Only 3.7 % of respondents (18) reported problems accessing the website, it needs to be decided whether this is an acceptable figure.

Use of other police websites

33.3% of respondents were aware that Devon and Cornwall Police have social networking sites, of those respondents 63.4% (64 respondents) had used Devon and Cornwall Police Facebook, 51.5% (52 respondents) used Local policing team Facebook site(s), 39.6 % (40 respondents) had Devon and Cornwall Police twitter account, 28.7% (29 respondents) had used the Local policing team Twitter site(s), and only 12% (12 respondents) had visited the Devon and Cornwall YouTube Channel.
Awareness of both youth sites was low, with only 6.9% (35 respondents) aware of either of these sites. However, given the demographics of the survey respondents it is unlikely that the opinion of the target markets for the youth websites is reflected in these results. Therefore, further research is needed with appropriate age groups to determine how to improve the youth websites.

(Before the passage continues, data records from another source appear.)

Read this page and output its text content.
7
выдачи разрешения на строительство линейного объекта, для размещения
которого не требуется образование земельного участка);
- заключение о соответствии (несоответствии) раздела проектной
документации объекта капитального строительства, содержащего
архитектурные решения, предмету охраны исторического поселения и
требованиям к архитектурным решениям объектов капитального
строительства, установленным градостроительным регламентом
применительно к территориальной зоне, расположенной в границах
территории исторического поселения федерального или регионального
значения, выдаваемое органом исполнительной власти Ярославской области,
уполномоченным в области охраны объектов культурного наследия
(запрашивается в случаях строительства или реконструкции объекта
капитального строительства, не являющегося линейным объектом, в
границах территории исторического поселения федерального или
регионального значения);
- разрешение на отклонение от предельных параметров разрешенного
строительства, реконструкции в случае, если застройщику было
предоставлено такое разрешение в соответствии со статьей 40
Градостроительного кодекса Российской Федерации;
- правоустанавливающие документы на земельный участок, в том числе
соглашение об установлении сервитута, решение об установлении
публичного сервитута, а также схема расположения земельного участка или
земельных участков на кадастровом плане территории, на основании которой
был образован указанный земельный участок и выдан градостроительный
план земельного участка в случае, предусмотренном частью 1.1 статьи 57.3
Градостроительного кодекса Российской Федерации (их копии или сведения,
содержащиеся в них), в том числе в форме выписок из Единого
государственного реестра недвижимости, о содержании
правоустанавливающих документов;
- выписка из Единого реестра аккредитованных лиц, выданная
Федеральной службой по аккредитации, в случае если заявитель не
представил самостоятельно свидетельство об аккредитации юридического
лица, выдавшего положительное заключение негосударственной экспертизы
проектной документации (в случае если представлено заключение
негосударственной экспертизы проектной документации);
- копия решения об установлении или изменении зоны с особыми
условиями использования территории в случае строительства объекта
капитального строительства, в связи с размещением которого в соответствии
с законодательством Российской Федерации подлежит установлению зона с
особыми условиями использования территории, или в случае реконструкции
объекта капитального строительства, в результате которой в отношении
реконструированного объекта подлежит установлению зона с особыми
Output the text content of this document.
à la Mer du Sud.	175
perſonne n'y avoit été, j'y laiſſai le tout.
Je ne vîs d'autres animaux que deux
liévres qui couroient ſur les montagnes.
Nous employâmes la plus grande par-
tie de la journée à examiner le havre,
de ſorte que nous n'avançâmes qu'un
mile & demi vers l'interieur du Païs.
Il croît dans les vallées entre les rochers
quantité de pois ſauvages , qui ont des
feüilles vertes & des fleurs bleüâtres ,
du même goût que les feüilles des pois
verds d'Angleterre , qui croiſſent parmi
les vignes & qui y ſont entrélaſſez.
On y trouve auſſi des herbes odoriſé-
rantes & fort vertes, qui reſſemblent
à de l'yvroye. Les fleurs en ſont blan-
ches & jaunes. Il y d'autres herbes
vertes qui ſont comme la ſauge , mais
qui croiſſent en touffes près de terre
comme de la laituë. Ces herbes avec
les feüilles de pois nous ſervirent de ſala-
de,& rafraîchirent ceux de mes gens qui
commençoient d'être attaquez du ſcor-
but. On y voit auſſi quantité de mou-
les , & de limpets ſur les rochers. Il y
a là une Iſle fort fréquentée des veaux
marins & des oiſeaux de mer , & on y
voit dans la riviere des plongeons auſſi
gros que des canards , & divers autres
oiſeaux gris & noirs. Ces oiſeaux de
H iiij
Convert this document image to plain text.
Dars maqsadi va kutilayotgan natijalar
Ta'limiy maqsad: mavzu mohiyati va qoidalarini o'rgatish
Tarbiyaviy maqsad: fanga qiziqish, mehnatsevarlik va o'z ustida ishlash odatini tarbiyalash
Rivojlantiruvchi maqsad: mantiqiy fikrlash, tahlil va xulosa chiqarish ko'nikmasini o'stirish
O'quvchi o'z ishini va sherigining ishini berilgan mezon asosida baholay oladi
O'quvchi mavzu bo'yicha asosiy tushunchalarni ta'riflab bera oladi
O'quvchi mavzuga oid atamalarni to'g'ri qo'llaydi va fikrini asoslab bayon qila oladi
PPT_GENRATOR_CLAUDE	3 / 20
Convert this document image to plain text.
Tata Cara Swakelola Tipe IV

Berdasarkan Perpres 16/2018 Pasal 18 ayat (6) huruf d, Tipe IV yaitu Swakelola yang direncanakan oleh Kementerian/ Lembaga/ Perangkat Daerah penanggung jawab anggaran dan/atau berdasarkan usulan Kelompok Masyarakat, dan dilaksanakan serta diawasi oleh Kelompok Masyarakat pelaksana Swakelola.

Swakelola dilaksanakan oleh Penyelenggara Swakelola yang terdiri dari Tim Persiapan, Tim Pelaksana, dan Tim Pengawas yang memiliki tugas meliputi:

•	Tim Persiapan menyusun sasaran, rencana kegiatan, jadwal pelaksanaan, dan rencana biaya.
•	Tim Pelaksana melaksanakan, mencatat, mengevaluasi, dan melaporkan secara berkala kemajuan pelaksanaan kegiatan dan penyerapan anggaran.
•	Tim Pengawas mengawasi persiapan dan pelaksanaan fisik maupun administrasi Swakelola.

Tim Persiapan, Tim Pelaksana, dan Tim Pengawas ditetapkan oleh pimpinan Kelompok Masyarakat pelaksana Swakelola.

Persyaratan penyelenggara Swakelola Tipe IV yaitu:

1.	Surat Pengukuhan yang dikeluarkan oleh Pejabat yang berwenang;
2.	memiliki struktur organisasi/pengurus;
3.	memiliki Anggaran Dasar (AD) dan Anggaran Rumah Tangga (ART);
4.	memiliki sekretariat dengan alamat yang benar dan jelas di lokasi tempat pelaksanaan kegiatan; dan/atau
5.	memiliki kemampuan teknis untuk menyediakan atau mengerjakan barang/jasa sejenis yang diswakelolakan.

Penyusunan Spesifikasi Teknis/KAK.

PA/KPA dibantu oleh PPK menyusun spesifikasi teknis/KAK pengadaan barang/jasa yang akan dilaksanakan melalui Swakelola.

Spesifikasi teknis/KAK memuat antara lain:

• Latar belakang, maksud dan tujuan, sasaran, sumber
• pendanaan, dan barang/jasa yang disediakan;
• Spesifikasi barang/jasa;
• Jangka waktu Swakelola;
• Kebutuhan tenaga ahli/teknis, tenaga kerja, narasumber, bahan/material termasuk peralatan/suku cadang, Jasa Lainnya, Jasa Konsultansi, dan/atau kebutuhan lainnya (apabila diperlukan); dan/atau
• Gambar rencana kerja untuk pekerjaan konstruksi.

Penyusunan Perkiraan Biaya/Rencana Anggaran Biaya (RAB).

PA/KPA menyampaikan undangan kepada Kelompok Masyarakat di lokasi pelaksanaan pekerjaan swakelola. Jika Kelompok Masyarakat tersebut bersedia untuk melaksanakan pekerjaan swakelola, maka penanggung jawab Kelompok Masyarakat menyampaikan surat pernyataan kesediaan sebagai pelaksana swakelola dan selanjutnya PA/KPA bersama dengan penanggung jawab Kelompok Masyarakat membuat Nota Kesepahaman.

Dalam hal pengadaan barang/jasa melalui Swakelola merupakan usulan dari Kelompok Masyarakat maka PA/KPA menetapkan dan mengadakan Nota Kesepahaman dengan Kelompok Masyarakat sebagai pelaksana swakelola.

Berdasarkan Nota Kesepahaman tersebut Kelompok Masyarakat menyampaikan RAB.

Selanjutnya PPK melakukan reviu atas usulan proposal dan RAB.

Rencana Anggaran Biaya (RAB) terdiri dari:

The majority of people surveyed (83.2%) wanted to be able to contact the police via the telephone (email (59.4%), face-to-face (55.6%) and at the police station (53.1%) were also popular methods. Web-based contact was generally unpopular, with only 18.3% (97 respondents) stating they wanted to make contact via the website, 8.5% (45 respondents) via Facebook and 3.6% (19 respondents) via twitter.
However using the internet as a web-based information tool was more popular,  with the vast majority of people saying they would like  to be informed about policing by email (84.3%), via  the website (23.5%) and via Facebook (18.2%).
Face-to-face contact (36.2%), newsletters (32.3%) and local meetings (26.6%) were also popular methods of being informed about local policing.
Performance & Analysis Dept June 2012

A big thank you to all those who took the time to complete this questionnaire.